決して良いとは言えない起こされ方をしたせいか、端正な顔立ちは不愉快そうに歪み、さりげなく手袋を嵌めた左手は乱暴に生え際の辺りが金色の髪を乱暴にかきあげていた。
「あ、アンタ、そんなに課題に悩んでたの!? それとも誰かに何かされたわけ!?」
「違うから、近いから、うざいから」
オーバーサイズなスウェットの肩辺りを掴み、唾を飛ばしながら問い掛けてくる綾香をユウリはやんわりと引き剥がす。
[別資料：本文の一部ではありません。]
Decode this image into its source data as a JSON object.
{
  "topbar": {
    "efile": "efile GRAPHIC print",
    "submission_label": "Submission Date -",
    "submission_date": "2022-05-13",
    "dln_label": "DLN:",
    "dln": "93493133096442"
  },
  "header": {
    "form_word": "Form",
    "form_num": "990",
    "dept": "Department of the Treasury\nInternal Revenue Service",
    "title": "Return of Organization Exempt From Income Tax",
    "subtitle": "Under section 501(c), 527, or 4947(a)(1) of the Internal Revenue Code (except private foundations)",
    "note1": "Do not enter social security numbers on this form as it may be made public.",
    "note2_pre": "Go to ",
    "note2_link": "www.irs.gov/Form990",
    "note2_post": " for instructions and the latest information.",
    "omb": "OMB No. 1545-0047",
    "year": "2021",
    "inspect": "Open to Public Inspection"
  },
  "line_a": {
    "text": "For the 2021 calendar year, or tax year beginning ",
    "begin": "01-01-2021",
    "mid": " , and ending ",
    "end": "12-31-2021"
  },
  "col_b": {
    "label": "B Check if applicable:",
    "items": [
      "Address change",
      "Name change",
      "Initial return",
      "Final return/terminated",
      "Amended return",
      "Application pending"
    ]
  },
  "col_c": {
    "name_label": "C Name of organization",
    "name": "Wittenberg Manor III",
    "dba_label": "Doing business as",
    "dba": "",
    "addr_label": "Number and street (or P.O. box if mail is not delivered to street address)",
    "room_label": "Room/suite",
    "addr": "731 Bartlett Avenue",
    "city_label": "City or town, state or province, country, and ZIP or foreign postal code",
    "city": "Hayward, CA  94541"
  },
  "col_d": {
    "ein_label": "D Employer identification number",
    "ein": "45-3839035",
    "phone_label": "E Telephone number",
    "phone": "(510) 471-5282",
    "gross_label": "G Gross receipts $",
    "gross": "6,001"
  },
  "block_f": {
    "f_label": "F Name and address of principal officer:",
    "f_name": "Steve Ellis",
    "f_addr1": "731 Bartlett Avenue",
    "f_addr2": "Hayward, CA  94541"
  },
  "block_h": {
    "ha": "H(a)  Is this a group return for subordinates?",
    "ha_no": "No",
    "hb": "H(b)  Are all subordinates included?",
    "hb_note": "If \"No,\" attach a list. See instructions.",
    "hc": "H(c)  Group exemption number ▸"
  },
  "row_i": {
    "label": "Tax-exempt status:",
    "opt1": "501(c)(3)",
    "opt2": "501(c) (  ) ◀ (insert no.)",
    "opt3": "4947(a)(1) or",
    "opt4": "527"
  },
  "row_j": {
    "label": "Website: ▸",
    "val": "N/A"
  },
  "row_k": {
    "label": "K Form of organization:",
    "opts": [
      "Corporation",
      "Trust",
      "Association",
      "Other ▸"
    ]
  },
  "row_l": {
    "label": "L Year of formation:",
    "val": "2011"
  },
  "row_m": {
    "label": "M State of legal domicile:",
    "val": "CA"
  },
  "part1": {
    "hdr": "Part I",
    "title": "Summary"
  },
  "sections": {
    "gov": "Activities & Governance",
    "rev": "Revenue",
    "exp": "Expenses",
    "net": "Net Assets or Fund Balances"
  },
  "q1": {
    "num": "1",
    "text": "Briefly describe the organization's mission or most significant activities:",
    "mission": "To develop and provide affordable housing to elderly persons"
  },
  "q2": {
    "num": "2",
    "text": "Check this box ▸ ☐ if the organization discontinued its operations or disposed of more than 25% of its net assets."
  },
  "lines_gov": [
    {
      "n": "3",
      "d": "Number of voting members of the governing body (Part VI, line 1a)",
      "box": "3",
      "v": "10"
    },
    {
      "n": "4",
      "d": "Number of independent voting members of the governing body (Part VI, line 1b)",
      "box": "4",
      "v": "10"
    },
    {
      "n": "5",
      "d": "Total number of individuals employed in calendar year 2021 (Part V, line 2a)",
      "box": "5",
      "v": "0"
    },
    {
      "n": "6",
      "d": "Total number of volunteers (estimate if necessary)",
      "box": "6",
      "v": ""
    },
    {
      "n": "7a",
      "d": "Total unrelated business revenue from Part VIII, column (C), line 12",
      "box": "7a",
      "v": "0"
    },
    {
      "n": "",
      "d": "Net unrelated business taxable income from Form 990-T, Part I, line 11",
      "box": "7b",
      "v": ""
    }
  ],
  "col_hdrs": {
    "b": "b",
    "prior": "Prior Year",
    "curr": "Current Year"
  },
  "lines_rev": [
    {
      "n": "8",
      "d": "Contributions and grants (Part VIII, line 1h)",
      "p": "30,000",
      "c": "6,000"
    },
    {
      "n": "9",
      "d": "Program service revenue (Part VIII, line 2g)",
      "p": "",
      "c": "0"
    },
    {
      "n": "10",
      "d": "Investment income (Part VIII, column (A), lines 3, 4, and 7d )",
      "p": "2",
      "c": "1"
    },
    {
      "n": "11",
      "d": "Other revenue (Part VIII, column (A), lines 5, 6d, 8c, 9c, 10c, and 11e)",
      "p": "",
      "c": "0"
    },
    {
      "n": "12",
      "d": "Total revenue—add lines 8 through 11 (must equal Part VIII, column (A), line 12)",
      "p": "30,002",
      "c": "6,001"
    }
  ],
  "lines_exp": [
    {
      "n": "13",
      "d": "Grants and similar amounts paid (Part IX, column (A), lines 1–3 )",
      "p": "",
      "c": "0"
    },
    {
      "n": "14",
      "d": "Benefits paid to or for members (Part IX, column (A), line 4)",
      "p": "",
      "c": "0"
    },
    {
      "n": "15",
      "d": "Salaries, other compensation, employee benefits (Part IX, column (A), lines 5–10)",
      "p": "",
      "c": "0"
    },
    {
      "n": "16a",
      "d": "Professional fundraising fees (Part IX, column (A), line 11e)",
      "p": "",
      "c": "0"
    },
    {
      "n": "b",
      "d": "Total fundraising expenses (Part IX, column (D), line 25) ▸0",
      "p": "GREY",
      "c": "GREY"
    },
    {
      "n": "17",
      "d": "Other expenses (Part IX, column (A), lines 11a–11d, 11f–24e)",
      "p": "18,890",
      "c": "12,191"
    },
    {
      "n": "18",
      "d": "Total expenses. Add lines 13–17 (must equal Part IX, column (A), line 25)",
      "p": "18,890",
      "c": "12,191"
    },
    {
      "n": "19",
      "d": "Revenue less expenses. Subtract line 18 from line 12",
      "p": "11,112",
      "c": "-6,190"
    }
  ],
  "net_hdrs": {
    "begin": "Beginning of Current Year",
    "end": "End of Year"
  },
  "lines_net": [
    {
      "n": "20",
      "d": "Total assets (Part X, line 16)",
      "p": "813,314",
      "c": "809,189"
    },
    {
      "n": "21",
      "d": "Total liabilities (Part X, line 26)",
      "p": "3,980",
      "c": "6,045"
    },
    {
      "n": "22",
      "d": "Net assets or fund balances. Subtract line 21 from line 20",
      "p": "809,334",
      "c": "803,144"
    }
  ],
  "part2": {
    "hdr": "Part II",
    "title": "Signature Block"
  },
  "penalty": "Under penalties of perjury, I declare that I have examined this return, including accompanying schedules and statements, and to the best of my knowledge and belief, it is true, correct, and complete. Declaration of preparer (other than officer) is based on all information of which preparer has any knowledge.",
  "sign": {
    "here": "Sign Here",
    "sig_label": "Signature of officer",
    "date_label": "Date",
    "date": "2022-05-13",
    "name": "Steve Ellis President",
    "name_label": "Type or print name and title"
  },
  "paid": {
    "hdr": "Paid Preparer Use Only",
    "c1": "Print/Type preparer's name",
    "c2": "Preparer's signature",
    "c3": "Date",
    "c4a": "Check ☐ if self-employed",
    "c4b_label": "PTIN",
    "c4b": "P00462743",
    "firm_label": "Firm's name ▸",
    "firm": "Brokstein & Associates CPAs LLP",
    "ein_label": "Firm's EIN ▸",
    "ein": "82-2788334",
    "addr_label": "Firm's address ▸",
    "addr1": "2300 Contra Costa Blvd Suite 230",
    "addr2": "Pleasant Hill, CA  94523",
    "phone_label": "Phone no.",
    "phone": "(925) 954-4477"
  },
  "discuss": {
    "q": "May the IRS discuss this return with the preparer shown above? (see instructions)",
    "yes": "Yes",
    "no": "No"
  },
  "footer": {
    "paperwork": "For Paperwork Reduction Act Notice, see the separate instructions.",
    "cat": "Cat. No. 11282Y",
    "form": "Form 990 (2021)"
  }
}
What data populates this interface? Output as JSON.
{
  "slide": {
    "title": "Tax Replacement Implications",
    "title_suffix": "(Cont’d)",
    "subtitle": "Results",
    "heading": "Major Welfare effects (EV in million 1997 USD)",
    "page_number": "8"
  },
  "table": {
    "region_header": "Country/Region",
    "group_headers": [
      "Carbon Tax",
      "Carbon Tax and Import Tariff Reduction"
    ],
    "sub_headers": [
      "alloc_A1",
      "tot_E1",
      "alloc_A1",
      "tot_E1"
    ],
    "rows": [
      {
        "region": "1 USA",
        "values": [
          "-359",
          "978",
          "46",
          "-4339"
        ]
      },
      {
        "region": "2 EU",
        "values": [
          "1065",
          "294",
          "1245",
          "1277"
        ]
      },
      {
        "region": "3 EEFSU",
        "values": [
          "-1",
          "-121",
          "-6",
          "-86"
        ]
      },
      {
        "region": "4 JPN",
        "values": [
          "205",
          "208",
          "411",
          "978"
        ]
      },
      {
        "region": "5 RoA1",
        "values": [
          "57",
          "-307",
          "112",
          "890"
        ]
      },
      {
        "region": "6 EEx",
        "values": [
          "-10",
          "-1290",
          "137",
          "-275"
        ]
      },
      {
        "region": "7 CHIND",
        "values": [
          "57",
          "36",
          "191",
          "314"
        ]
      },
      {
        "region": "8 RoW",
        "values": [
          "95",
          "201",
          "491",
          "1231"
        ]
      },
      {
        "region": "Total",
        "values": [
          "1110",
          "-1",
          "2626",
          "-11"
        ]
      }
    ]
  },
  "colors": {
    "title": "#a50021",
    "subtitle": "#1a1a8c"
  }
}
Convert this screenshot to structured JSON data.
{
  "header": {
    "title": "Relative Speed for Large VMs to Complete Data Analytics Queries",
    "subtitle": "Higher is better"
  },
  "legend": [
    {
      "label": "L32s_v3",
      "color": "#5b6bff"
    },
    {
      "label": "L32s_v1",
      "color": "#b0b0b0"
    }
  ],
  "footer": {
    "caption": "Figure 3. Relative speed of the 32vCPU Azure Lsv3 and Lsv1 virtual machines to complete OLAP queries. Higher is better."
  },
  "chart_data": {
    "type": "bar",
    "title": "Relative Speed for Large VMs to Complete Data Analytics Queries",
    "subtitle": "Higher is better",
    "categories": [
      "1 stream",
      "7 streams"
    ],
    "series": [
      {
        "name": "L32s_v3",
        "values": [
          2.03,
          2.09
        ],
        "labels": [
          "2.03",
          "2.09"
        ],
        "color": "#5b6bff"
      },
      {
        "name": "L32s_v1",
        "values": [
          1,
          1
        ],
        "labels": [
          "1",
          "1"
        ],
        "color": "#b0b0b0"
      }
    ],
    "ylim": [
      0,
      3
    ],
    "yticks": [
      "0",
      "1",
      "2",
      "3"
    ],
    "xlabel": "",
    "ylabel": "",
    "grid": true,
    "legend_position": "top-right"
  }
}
学校もなければ3人の仕事もない貴重な日曜日、いつまでも寝ていられると期待していたユウリには、寝起きに綾香の相手をするのは夜通しの哨戒よりもずっと辛く感じられた。
決して歌では使われないだろう綾香の声の音圧は強く、ユウリが僅かな目眩を感じるほどだったのだ。
「あ、あの、金もお似合い、だと思います」
「突然で意味もわかんないけどありがとう」
いつ間にか部屋に入っていた詩織に口先だけの礼を言い、ユウリは限りなく面倒な状況にただただ頭を抱える。
あれだけ強く猜疑心を持っていた綾香はユウリの髪色にただただ狼狽し、紅潮する顔を長めの前髪で隠した詩織は胸の前で手を組んでもじもじとしている。
紛争地帯でも見た事のないその光景はある種の地獄のようであり、ユウリは助けを求めるように廊下から状況を静観していた彩雅に視線を向ける。
ニコニコと楽しそうに意地の悪い笑みを浮かべていた彩雅は、ユウリの限界を感じたのか、綾香の早食い癖を危惧したのか、ユウリに助け舟を出してやる事にした。
「ユウちゃん、地毛はブロンドだったのね」
「……え?」
ストレスからの頭髪の変色なのだろうか。ストレスの原因は先日庭園で相対した彼らなのだろうか。この休日を使ってでもぶっ飛ばしに行くべきだろうか。
そんなところまで考えていた綾香の声はとても間抜けで、そんな綾香に諭されたのかと思うと、ユウリの目頭は情けなさから自然と熱くなっていた。